Allometric models for aboveground biomass estimation of small trees and shrubs in African savanna ecosystems


Quantification of plant biomass and carbon in ecosystems is critical for climate change mitigation. For large trees in various ecosystems, allometric models for estimating biomass have been developed but few biomass equations exist for small trees and shrubby vegetation. Allometric above-ground biomass (AGB) models are needed for small trees and shrubs in order to improve the quantification of biomass, particularly for savanna ecosystems, where small trees and shrubs comprise a significant portion of the biomass. In this study we have developed species-specific and multi-species allometric models for biomass estimation of small tree species and shrubs in the savanna ecosystem of Lake Mburo National Park in South Western Uganda.
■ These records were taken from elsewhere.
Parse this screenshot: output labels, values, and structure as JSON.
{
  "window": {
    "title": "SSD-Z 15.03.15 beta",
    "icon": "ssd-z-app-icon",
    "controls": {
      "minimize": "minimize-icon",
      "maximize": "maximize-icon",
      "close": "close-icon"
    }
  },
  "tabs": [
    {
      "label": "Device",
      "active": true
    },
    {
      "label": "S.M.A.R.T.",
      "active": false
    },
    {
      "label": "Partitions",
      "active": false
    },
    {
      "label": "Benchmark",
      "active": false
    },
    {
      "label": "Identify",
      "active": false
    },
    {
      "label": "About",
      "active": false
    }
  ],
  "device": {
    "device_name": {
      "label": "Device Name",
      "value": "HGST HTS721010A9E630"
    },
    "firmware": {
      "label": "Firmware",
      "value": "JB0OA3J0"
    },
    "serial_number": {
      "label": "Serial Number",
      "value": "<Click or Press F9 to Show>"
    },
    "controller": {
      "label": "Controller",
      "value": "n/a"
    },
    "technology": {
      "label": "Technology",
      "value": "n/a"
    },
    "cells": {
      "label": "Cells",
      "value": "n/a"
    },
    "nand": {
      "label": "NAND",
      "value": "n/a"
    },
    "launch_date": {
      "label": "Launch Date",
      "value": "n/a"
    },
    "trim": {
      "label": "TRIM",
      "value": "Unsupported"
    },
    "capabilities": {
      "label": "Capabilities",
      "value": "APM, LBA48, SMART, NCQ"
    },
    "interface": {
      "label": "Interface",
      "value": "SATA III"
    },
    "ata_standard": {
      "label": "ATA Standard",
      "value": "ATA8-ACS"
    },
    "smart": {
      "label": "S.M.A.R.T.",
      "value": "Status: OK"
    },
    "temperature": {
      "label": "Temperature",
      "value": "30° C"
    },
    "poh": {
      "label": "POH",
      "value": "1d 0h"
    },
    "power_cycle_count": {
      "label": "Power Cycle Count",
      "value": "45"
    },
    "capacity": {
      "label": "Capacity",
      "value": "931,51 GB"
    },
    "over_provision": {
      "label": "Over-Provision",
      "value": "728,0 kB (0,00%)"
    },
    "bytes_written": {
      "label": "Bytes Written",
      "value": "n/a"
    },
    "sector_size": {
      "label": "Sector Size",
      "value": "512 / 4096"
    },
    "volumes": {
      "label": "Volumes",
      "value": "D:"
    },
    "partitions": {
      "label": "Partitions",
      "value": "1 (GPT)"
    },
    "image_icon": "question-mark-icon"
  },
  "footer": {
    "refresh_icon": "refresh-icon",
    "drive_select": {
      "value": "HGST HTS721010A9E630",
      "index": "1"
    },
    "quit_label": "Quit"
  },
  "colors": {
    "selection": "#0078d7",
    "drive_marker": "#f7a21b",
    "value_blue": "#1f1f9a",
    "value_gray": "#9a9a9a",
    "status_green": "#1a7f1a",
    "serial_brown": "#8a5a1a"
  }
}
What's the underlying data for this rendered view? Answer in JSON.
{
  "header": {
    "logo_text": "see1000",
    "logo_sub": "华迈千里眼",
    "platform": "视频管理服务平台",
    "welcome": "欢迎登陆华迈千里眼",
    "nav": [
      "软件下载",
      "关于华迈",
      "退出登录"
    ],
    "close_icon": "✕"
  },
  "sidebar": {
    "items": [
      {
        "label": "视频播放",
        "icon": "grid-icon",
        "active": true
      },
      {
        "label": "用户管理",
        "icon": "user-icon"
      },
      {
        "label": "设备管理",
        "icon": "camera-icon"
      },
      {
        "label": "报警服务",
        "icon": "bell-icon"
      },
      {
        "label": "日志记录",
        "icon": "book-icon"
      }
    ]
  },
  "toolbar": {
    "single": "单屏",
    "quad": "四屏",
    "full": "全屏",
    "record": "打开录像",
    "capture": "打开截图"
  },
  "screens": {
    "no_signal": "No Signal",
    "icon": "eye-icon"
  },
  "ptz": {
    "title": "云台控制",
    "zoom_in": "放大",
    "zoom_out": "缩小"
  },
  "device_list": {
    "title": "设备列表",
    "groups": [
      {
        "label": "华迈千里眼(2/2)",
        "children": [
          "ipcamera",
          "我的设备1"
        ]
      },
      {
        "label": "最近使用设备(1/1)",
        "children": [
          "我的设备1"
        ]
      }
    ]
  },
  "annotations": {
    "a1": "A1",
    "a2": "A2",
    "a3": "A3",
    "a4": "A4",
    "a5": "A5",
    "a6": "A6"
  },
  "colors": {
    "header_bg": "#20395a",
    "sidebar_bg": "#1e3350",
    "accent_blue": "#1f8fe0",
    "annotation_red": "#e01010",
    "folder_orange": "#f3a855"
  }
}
For our models we selected 27 small tree species (N = 403 individuals) and 12 shrub species (N = 177) common in savanna ecosystems for destructive sampling. We developed species-specific and multi-species allometric AGB models to provide estimates of AGB using specific biometric variables recorded for the small trees (i.e. species, DBH, height and crown area), and shrubs (species, height and crown area). We found that crown area was the best single predictor of species-specific AGB for small trees and for species-specific and multi-species models for shrubs. Species-specific models had the best predictive capacity of AGB compared to multi-species biomass models for small trees and shrubs. Multiple-variable models had the best predictive capacity of AGB in both species-specific and multi-species modelling compared to single-variable models. Based on these findings we conclude that the evaluation of carbon stocks of tropical savanna ecosystems should use multi-variable species-specific models for AGB estimation at the individual level, and multi-species models for AGB at the ecosystem level.